Devo anche rivelare, però, che le obiezioni avanzate dalla categoria di cui fa parte Franco Cavalli, benché tutte condivisibilissime, rimangono – a mio parere – lontane da un’analisi critica dell’esistente e dalla volontà di creare nuovi spazi di libertà. C’è un argomento, in modo particolare che, seppur importantissimo, è rimasto fuori dal dibattito: il mondo dell’informazione sammarinese, a parte l‘eccezione di qualche editore sparuto e di qualche penna coraggiosa, già da tempo è assoggettato alla politica e agli interessi economici (nella maggioranza dei casi malvolentieri, in altri con grande agio). Vogliamo davvero sottrarlo all’influenza di questo o quel potere? Prima di tutto si tratterebbe di codificare e di portare allo scoperto la battaglia per la sua spartizione, rendendola così democratica. Dopodiché bisognerebbe individuare degli strumenti che garantiscano alle realtà editoriali i mezzi finanziari necessari per sostenersi da sé.

Facciamo l’esempio dei quotidiani locali. Possono fare conto su delle provvidenze irrisorie e le vendite medie giornaliere (alcune centinaia) non bastano certo a far quadrare i conti. È ovvio che in questo stato di cose editori e redattori rischiano di essere alla mercé dei maggiori inserzionisti pubblicitari (ovvero le banche) o di ridursi a fare le marchette a qualche avventore milionario. Per una ragione molto semplice: “non si morde la mano che ti sfama”.

Checché se ne dica la democrazia costa, per sostenerla bisognerebbe essere disposti ad abbandonare la «politica dei tagli», oggi tanto in voga. Diversamente ci si deve far bastare il «pluralismo della faziosità», dove le voci possono essere anche più d’una, ma tutte segnate dagli interessi dei pochi che detengono la proprietà delle testate.

Molto ci sarebbe da dire poi sulla San Marino RTV, l’ansiolitico sociale distribuito a piene mani dai governi di tutti i colori sotto forma di pillole di propaganda. Grazie al privilegio monopolistico e all’importante finanziamento pubblico è riuscita ad attribuirsi il primato dell’ufficialità pur continuando a rimanere un’azienda improduttiva che svilisce le professionalità e premia le complicità. Prova ne è che in tanti anni di servizio pubblico non è mai stata capace di condurre una vera inchiesta.

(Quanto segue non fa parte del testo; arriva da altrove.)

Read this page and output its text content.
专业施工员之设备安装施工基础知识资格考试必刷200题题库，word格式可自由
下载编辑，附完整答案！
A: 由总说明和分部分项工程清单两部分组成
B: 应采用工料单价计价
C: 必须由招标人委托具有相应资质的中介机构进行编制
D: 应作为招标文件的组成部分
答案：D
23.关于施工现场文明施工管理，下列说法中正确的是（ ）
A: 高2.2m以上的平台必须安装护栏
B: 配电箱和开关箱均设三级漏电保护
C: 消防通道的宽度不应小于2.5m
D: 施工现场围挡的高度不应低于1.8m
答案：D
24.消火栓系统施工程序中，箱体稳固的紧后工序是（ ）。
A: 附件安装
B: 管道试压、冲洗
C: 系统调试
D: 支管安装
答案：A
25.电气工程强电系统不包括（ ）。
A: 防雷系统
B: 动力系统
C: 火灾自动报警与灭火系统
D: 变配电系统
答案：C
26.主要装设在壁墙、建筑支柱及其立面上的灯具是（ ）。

Si potrebbe continuare a lungo nell’elencare storture e piccolezza del settore. L’unico modo per superarle – a mio parere – sarebbe quello di mettere da parte soggetto narrato e narrante e porre come riferimento di ogni possibile riforma i lettori e i telespettarori: permettere loro di scegliere le notizie, di confrontarle con le altre, cessando dunque di subirle, chiamarli a partecipare e a criticare, cioè a essere coautori, anziché essere solo dei numeri che vedono e ascoltano. In questo senso le nuove tecnologie e la comunicazione digitale potrebbero rappresentare una grande opportunità.

Insomma, la riflessione è vasta e difficile e non la si può certo affrontare in un articolo di giornale. In definitiva, per rispondere a Franco Cavalli, fin qui ho praticato il «silenzio» perché scoraggiato e preoccupato che le mie idee potessero essere fuori dallo spirito dei tempi (e probabilmente lo sono). Per ringraziarlo di avermi spronato a esprimerle intendo offrirgli la mia disponibilità a promuovere e organizzare un incontro pubblico sull’importantissimo rapporto tra informazione e democrazia.